Armando Pereira está em prisão domiciliária

MÁRIO CRUZ/LUSA

Armando Pereira, que tudo resolve na Altice, terá posto Hernâni Vaz Antunes no coração do grupo mas negou ser seu amigo

Armando Pereira negou ter uma relação de amizade com Hernâni Vaz Antunes. Mas, segundo a Operação Picoas, abriu-lhe as portas da Altice e juntos fizeram negócios.

Armando Pereira era o “amigo” que tudo resolvia no grupo Altice. Hernâni Vaz Antunes é o exemplo típico “de quem nada detém mas tudo controla”. Álvaro Gil Loureiro tentou ocultar provas e Jéssica Antunes prometeu fornecer extratos das contas a que ainda tem acesso. Hernâni Vaz Antunes avisou Gil Loureiro e Armando Pereira que vinha aí uma inspeção fiscal dos serviços de Braga. Revelações que foram obtidas nos interrogatórios aos quatro arguidos no âmbito da Operação Picoas, apurou o Observador.

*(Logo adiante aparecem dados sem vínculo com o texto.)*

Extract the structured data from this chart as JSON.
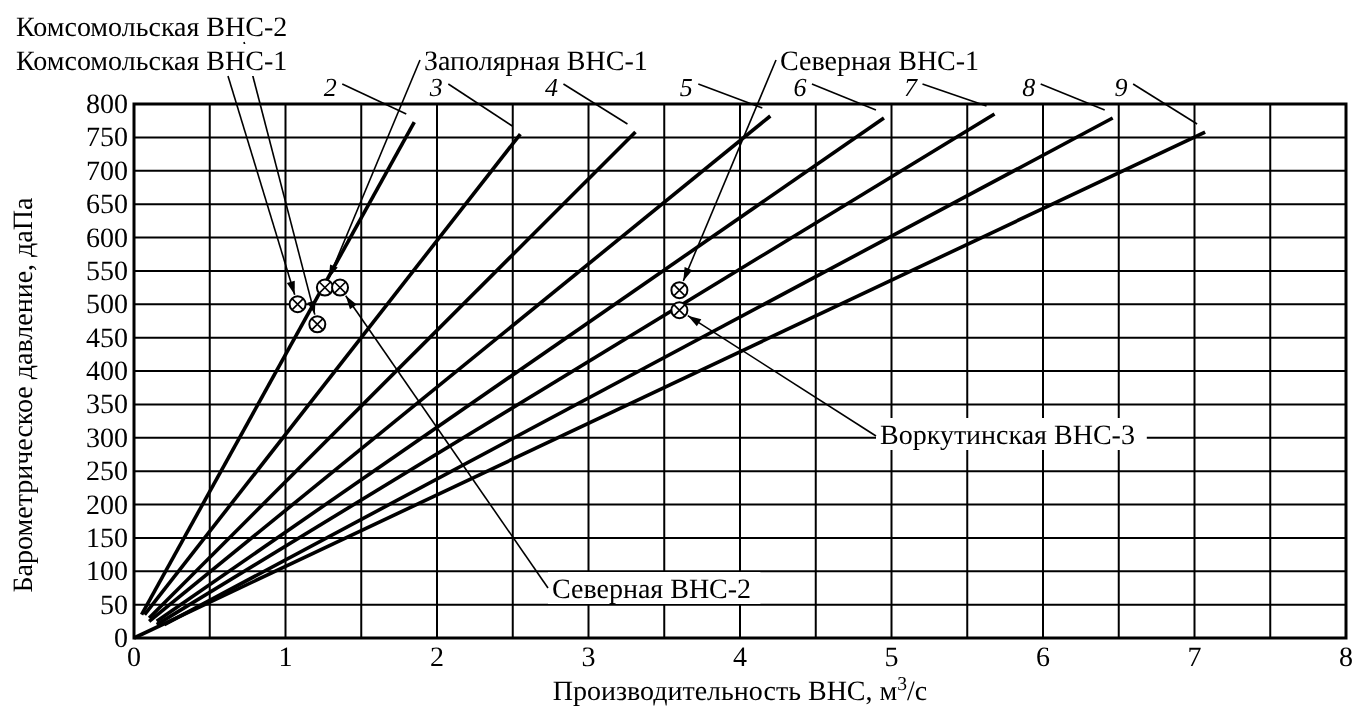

O juiz Carlos Alexandre ouviu os quatro arguidos no decurso das últimas semanas, tendo decretado prisão domiciliária para Armando Pereira e Hernâni Vaz Antunes. Jéssica Antunes e Álvaro Gil Loureiro saíram em liberdade, mediante caução de 500 e 250 mil euros, respetivamente. Nenhum dos arguidos pode falar com os outros, estendendo-se a proibição de contactos a outras pessoas não arguidas e ao contacto com empresas. Ficam proibidos de contactos com o Grupo Altice.

Ao que o Observador apurou, o juiz Carlos Alexandre assumiu no final dos interrogatórios que a indiciação dos factos imputados pelo Ministério Público aos quatro arguidos detidos é válida e declarou que a alegada prática do rol de alegados crimes que vão desde a corrupção privada ativa e passiva, até à fraude fiscal qualificada, branqueamento de capitais, dissimulação de residência fiscal e falsificação de documento — apenas Armando Pereira não está indiciado por fraude fiscal, como aliás o seu advogado já tinha dado conta — é objetiva. Este é um caso que passa por jurisdições tão diferentes como a República Dominicana, EUA, Emirados Árabes Unidos, França, Luxemburgo e, claro, Portugal, como o Observador já tinha relatado.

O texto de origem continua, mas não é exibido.